Episode 5: What You Have Gathered From Coincidence
Tuesday, May 22, 2001

“Fran?” The orderly pops her head into the small waiting room as she calls my name. Shakily, I stand up and walk to the door, rubbing my nose and sniffling pathetically. I’m really not trying to play up the whole thing, but I can just feel the stares of the other patients in the waiting room.
I do not get sick often. In point of fact, I hardly ever get sick. When I do, though, it hits me hard. I can power through your basic colds and coughs, I can even handle a day or so out of sorts. Motion sickness is just a minor little inconvenience. But in the unlikely event that I catch something really nasty, I’m down for quite a while as I recover. Kyle says it’s because I have a strong metabolism, but coming from the girl who thinks french fries should count as a vegetable I consider pretty much all her health advice somewhat suspect.
As I pass by the examination mirror in the hallway, I glance at the Steamer on my chest. It’s grown ever so slowly since February, to the point where it’s about fist-sized now. Its red core isn’t yet there, but I have the odd feeling that it’s not too long now before it does open up. I’ve tried to ask Peter about it, but every time I try to arrange a meeting with him, some extremely contrived situation arises to prevent me from making it. The deluge of junk mail was a real subtle hint, I think.

August 28

“I gotta ask, though,” I say. “The forward-progress rule. That is an absolute, isn’t it?

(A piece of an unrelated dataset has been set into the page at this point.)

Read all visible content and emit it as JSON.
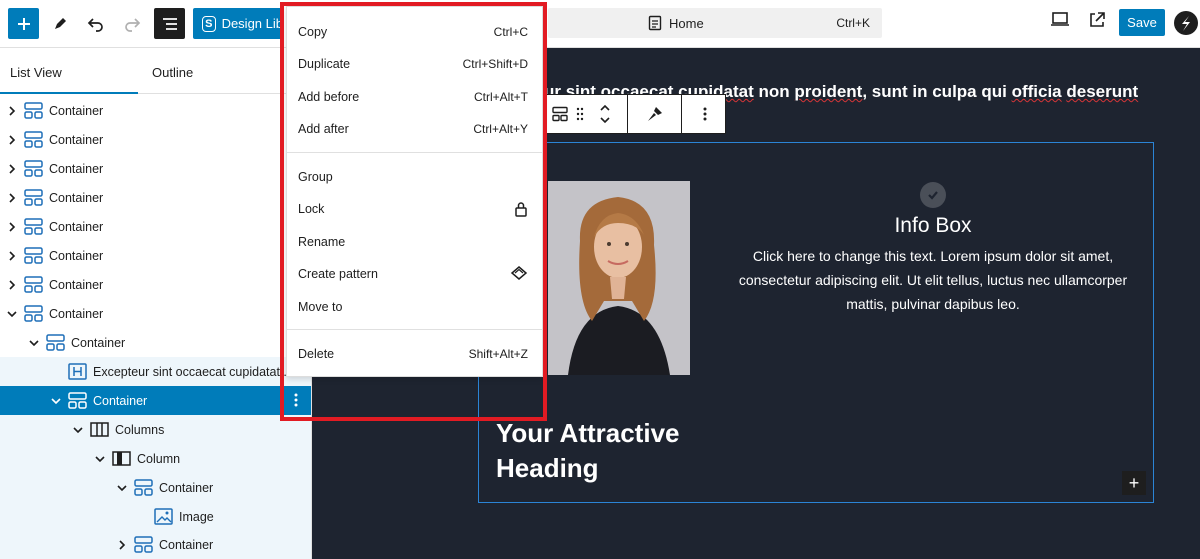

I mean, it’s not like she could have been telling the truth, is it?”
Peter nods. “Time travel’s still a very much inexact science,” he says. “We might find some other way of traveling non-destructively, but I don’t think that there’s any way to safely travel into the future, except the hard way.”
“And what’s the hard way?” I ask.
“One second at a time,” Peter says, grinning. “One second at a time.”

As I settle into bed that night, I glance down into the covers, at the part of my pajamas that’s rising and falling gently with my breath. The Steamer is still there.